Low Vitamin D Linked with Lower Kidney Function After Transplantation
Embargo expired: 3/28/2013 5:00 PM EDT
Source Newsroom: American Society of Nephrology (ASN)
Vitamin D supplements may help maintain kidney function in transplant recipients
• Low vitamin D levels measured at three months after kidney transplantation were linked with lower kidney function and increased kidney scarring at 12 months post-transplant.
• Other hormones involved with mineral metabolism were not predictors of kidney function or scarring after one year.
Vitamin D deficiency is prevalent in patients with kidney failure.
Newswise — Washington, DC (March 28, 2013) — Vitamin D deficiency may decrease kidney function in transplant recipients, according to a study appearing in an upcoming issue of the Journal of the American Society of Nephrology (JASN). The finding suggests that vitamin D supplementation may help improve the health of kidney transplant recipients.
Vitamin D deficiency is prevalent in patients with kidney failure. It’s not clear how this affects patients after they receive a kidney transplant. To investigate, Frank Bienaimé, MD (Université Paris Descartes and INSERM and Assistance Publique Hopitaux de Paris) and his colleagues studied a group of 634 kidney recipients who underwent transplantation between January 2005 and June 2010.

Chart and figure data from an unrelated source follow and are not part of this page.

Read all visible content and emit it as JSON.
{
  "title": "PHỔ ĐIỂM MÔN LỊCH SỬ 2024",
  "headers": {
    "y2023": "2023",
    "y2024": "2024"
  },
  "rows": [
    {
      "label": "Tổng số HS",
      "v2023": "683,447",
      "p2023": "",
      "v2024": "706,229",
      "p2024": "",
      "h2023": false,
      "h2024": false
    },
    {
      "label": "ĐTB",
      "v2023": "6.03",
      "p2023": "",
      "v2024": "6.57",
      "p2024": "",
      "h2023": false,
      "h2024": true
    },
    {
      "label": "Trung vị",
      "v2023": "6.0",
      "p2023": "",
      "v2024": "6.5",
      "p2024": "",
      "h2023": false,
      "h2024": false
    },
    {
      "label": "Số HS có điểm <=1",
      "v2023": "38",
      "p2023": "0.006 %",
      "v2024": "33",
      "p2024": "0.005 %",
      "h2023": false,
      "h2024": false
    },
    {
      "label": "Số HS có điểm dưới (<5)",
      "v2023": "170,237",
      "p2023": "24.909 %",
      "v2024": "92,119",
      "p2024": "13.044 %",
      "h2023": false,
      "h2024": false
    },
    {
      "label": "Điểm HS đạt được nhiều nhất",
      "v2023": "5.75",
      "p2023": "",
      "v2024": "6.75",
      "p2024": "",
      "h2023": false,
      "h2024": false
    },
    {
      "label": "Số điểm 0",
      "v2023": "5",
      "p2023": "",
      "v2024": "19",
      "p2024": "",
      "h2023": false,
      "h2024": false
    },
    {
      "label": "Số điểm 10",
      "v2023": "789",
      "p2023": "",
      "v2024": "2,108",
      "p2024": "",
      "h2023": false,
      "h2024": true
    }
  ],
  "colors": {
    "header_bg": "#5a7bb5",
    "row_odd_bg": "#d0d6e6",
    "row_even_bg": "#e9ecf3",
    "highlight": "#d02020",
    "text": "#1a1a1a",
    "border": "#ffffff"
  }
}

The researchers found that low vitamin D levels measured at three months after transplantation were linked with lower kidney function and increased kidney scarring at 12 months post-transplant. Other hormones involved with mineral metabolism were not predictors of kidney function or scarring after one year.
“This result suggests that maintaining vitamin D concentration within the normal range would prevent renal function deterioration after renal transplantation,” said Dr. Bienaimé. “Vitamin D supplementation, a simple and inexpensive treatment, may improve transplantation outcomes.” He encouraged the design of randomized controlled trials to evaluate the potential of vitamin D supplements to maintain kidney function following transplantation.
Study co-authors include Delphine Girard, MD, Dany Anglicheau, MD, PhD, Guillaume Canaud, MD, PhD, Jean Claude Souberbielle, DPharm, Henri Kreiss, MD, Laure Hélène Noël, MD, Gérard Friedlander, MD, PhD, Caroline Elie, MD, PhD, Christophe Legendre, MD, and Dominique Prié, MD, PhD.
Disclosures: The authors reported no financial disclosures.